参考:http://pedia.mapion.co.jp/art/%E3%82%BD%E3%83%AB%E3%82%A6%E3%82%A7%E3%82%A4%E6%B9%BE
マキュアン代表作のように言われるいわば表題的な交響詩だが(マキュアンは交響曲を何曲も書きはしたが一般的にはこれが唯一の交響曲とみなされる)冒頭よりよく鳴る交響楽に余り達者ではないが前時代的なロマンティックな音楽のやり方を踏襲した構成感は、時代がら印象派の影響がもう少し出てもいいのではないかと思わせるところがあり、それを期待した私は少しあてがはずれた。表出力が強いし持ち味として旋律が強いので、聴き易いし、2楽章あたりではとくに鮮やかな転調の連続がワグナーともドビュッシーともつかないカラフルな印象をあたえ印象的だが、これもマキュアンのいつものやり方なのかもしれない。3楽章制なのにけっこうなボリュームがあるので、体力のある時に聴くといい。LPO達者。指揮者も並みではない。○。

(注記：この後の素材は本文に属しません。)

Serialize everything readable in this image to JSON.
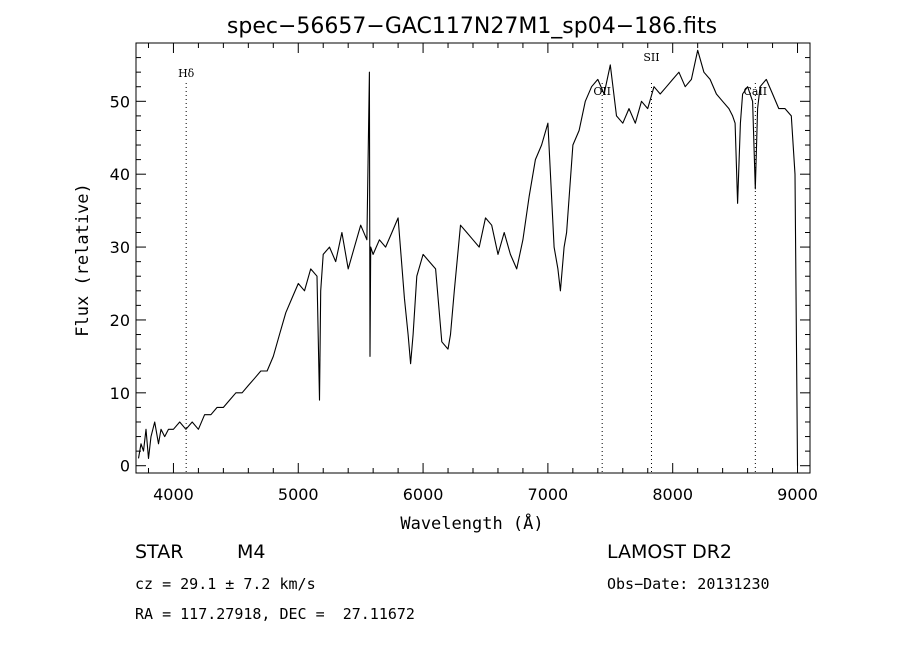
{
  "chart_data": {
    "type": "line",
    "title": "spec−56657−GAC117N27M1_sp04−186.fits",
    "xlabel": "Wavelength (Å)",
    "ylabel": "Flux (relative)",
    "xlim": [
      3700,
      9100
    ],
    "ylim": [
      -1,
      58
    ],
    "xticks": [
      4000,
      5000,
      6000,
      7000,
      8000,
      9000
    ],
    "yticks": [
      0,
      10,
      20,
      30,
      40,
      50
    ],
    "grid": false,
    "series": [
      {
        "x": [
          3720,
          3740,
          3760,
          3780,
          3800,
          3820,
          3850,
          3880,
          3900,
          3930,
          3960,
          4000,
          4050,
          4100,
          4150,
          4200,
          4250,
          4300,
          4350,
          4400,
          4450,
          4500,
          4550,
          4600,
          4650,
          4700,
          4750,
          4800,
          4850,
          4900,
          4950,
          5000,
          5050,
          5100,
          5150,
          5170,
          5180,
          5200,
          5250,
          5300,
          5350,
          5400,
          5450,
          5500,
          5550,
          5570,
          5575,
          5580,
          5600,
          5650,
          5700,
          5750,
          5800,
          5850,
          5880,
          5900,
          5920,
          5950,
          6000,
          6050,
          6100,
          6150,
          6200,
          6220,
          6250,
          6300,
          6350,
          6400,
          6450,
          6500,
          6550,
          6600,
          6650,
          6700,
          6750,
          6800,
          6850,
          6900,
          6950,
          7000,
          7050,
          7080,
          7100,
          7130,
          7150,
          7200,
          7250,
          7300,
          7350,
          7400,
          7450,
          7500,
          7550,
          7600,
          7650,
          7700,
          7750,
          7800,
          7850,
          7900,
          7950,
          8000,
          8050,
          8100,
          8150,
          8200,
          8250,
          8300,
          8350,
          8400,
          8450,
          8480,
          8500,
          8520,
          8542,
          8560,
          8600,
          8640,
          8662,
          8680,
          8700,
          8750,
          8800,
          8850,
          8900,
          8950,
          8980,
          9000
        ],
        "y": [
          1,
          3,
          2,
          5,
          1,
          4,
          6,
          3,
          5,
          4,
          5,
          5,
          6,
          5,
          6,
          5,
          7,
          7,
          8,
          8,
          9,
          10,
          10,
          11,
          12,
          13,
          13,
          15,
          18,
          21,
          23,
          25,
          24,
          27,
          26,
          9,
          24,
          29,
          30,
          28,
          32,
          27,
          30,
          33,
          31,
          54,
          15,
          30,
          29,
          31,
          30,
          32,
          34,
          23,
          18,
          14,
          18,
          26,
          29,
          28,
          27,
          17,
          16,
          18,
          24,
          33,
          32,
          31,
          30,
          34,
          33,
          29,
          32,
          29,
          27,
          31,
          37,
          42,
          44,
          47,
          30,
          27,
          24,
          30,
          32,
          44,
          46,
          50,
          52,
          53,
          51,
          55,
          48,
          47,
          49,
          47,
          50,
          49,
          52,
          51,
          52,
          53,
          54,
          52,
          53,
          57,
          54,
          53,
          51,
          50,
          49,
          48,
          47,
          36,
          47,
          51,
          52,
          50,
          38,
          49,
          52,
          53,
          51,
          49,
          49,
          48,
          40,
          0
        ]
      }
    ],
    "annotations": [
      {
        "label": "Hδ",
        "x": 4102
      },
      {
        "label": "OII",
        "x": 7435
      },
      {
        "label": "SII",
        "x": 7830
      },
      {
        "label": "CaII",
        "x": 8662
      }
    ]
  },
  "info": {
    "object_class": "STAR",
    "subclass": "M4",
    "survey": "LAMOST DR2",
    "velocity": "cz = 29.1 ± 7.2 km/s",
    "obs_date": "Obs−Date: 20131230",
    "coords": "RA = 117.27918, DEC =  27.11672"
  }
}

マキューアン:弦楽四重奏曲第2番(6もしくは8番)「ビスケー」

○ロンドン四重奏団(M&A)1951/3/2live・CD

この楽集(LSQ図書館ライヴ集)の目玉だと思う。イギリスの楽団がイギリス近代をやると音色的にしっくりくるが、スコッツマンであるマキュアンの民謡に基づくこの作品(8番として出版され6番として知られるがここでは2番とされており現在も盤によって表記が異なるという大混乱)、古風な国民楽派のフォーマットを踏みながらも横溢する独特の音形(このての個性を「知られざる作曲家系」で見出すことは私は稀である)とこの年代(68年生まれ)の作曲家にしては和声的と言う点で明らかに英国群小作曲家とは違うものを持っている。晩年シェーンベルクすら取り入れたというから貪欲だ。とはいえしょせんアマルガムといえばそうだし問題はある。陰鬱な始まりの1楽章はファーストだけが魅力的な旋律(民謡的ではない)をろうろうと歌い、他は刻む。印象としてはヤナーチェクだ。2楽章も出だしは陰鬱なのだが突如明らかなドビュッシーが投入され頭を洗われる思いがする。3楽章はこのために聴いてきたんだというような素晴らしいヴィバーチェで民謡を活かす手腕に胸がすく。移調転調の鮮やかさ、個性的な旋律の魅力、まあ、よくぞまあ、埋まっていたものだ。もちろん楽団のやる気によるところも大きいが。あと、これはアマチュアはやりたがらない類の書法で、繰り返すがファーストばっか目立ってアンサンブルとして楽しめるところは3楽章ぐらいだと思うので(それは19世紀までの国民楽派弦楽四重奏曲の特徴でもある)、仕方ないかも、とも。もっと聴かれていい作曲家であるので、とくに平凡な民謡音楽は嫌だが新しいのも聞き飽きたという人におすすめ。ところで、ビスケーとはビスケー湾のことである。この作品も各楽章にフランス語の題名がついている。1楽章が灯台、2楽章が砂丘、3楽章が牡蠣掻き。民謡って、スコットランド民謡じゃなくフランスのものなのだろう。1913年の作品。